The trade deficit, we learned this week, narrowed in January, from $73 billion to $55 billion. (This was before the Supreme Court killed the Liberation Day tariffs.) Good news, right? Not really. The main reason was a stampede by overseas buyers to purchase American gold. That was a vote of no confidence in American dollars and American Treasury bills. Out of a $15 billion increase in exports, $4.7 billion was gold, and when you add in other precious metals, such foreign stockpiling accounts for more than half the increase. The dollar’s value fell more than 9 percent in 2025, its biggest annual drop since 2017.
Did I mention that job creation was also down before the war started? . . . . the latest jobs report showed that 92,000 jobs were lost in February, which is not good, though we’ll need one or two more monthly reports to identify this as a trend.

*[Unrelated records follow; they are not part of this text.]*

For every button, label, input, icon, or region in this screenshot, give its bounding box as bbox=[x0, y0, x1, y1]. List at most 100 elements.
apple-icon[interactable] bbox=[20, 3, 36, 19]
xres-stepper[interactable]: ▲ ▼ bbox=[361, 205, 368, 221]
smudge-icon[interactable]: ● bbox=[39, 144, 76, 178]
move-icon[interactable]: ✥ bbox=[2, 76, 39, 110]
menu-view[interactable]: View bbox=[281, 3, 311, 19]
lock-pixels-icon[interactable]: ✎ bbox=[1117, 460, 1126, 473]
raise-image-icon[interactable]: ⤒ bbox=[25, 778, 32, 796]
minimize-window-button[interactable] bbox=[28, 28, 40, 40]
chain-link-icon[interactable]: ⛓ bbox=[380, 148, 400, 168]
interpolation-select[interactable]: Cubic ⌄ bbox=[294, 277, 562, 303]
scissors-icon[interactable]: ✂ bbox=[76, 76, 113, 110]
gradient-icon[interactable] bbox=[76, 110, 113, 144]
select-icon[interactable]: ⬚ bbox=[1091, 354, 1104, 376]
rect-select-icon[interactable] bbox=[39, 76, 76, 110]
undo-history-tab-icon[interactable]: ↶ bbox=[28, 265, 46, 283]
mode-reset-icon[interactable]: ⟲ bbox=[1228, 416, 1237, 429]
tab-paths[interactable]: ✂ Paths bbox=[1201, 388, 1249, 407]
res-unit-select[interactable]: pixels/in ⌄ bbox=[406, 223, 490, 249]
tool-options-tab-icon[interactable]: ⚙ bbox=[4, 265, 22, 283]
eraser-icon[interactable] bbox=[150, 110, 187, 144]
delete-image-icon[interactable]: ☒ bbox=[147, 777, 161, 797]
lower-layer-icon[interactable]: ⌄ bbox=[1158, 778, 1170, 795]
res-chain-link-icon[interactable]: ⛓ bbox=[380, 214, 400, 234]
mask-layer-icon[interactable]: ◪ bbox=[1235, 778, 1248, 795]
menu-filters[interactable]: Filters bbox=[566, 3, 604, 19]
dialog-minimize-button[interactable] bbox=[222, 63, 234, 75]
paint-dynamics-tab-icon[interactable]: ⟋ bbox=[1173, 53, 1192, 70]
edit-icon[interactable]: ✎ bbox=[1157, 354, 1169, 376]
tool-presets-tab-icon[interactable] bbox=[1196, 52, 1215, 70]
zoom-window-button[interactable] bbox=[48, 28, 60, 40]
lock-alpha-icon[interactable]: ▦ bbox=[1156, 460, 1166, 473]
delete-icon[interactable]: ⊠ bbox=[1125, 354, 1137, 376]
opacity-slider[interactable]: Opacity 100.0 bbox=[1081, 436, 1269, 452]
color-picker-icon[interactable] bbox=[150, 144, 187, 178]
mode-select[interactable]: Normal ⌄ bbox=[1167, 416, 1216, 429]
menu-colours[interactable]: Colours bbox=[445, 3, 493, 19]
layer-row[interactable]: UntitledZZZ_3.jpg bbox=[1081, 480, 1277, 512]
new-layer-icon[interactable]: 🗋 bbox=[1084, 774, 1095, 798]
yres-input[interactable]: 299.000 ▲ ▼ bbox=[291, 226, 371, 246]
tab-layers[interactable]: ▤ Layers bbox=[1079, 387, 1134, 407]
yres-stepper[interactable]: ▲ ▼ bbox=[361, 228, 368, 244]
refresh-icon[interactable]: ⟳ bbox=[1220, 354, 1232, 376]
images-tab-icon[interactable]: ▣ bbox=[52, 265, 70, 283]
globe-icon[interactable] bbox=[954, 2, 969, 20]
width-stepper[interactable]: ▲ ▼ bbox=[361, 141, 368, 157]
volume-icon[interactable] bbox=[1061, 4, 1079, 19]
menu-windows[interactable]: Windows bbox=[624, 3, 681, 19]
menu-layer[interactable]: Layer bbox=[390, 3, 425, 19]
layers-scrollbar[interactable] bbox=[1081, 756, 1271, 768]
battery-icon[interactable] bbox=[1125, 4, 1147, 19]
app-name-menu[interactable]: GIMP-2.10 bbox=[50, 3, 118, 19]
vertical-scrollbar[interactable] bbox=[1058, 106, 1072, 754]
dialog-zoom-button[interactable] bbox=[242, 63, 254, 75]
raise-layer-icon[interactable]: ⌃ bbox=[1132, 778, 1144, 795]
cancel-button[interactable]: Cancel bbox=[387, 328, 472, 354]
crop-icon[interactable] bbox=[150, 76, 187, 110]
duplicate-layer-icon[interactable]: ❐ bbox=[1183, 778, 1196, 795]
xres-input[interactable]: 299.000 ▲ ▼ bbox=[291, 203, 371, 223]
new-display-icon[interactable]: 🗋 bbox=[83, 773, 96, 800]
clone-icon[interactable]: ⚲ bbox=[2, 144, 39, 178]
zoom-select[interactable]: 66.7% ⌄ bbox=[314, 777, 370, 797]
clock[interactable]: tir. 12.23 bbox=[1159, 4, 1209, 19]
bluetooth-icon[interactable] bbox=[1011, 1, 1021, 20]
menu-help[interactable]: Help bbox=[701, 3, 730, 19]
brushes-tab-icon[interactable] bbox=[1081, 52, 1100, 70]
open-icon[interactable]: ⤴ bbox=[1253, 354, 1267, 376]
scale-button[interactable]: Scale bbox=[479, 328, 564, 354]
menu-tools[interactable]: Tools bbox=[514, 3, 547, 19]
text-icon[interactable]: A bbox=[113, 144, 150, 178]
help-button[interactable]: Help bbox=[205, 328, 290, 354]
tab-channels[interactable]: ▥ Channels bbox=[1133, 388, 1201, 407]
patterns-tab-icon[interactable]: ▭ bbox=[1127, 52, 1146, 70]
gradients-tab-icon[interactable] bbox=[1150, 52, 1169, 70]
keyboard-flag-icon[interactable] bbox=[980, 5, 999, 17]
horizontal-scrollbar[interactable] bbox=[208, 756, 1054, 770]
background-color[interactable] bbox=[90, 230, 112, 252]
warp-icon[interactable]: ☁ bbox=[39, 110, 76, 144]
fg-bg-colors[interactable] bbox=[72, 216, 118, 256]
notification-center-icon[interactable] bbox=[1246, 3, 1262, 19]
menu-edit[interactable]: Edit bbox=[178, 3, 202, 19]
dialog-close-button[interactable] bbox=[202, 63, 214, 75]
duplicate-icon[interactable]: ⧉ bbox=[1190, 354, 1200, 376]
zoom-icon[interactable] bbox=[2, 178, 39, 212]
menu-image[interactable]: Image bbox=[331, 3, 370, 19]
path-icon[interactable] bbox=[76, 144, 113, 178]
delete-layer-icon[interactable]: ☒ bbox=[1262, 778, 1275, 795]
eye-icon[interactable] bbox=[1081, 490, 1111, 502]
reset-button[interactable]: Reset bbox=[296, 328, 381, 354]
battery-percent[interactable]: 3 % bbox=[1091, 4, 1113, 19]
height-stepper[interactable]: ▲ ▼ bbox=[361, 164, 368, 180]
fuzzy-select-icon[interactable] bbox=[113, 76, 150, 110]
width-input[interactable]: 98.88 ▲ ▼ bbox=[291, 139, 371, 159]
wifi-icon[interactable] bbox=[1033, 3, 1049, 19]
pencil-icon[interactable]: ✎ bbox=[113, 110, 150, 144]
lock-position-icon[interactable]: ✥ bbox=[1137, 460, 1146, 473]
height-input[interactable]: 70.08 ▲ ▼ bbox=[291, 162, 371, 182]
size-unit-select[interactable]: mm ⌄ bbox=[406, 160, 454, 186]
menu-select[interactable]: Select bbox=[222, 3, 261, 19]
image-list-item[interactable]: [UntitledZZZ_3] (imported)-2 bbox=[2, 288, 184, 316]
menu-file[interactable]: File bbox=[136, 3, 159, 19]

Uncertainty about whether Trump seeks a regime change in Iran makes all of this worse. On some days he wants one, and on other days he doesn’t. But even (especially?) if the war ends next week, the instability it created will continue to disrupt an economy that was already headed for trouble before it began. If I didn’t know any better, I’d guess Trump was deliberately trying to throw the midterm elections to the Democrats. That’s not his intention, of course. He’s just really bad at this.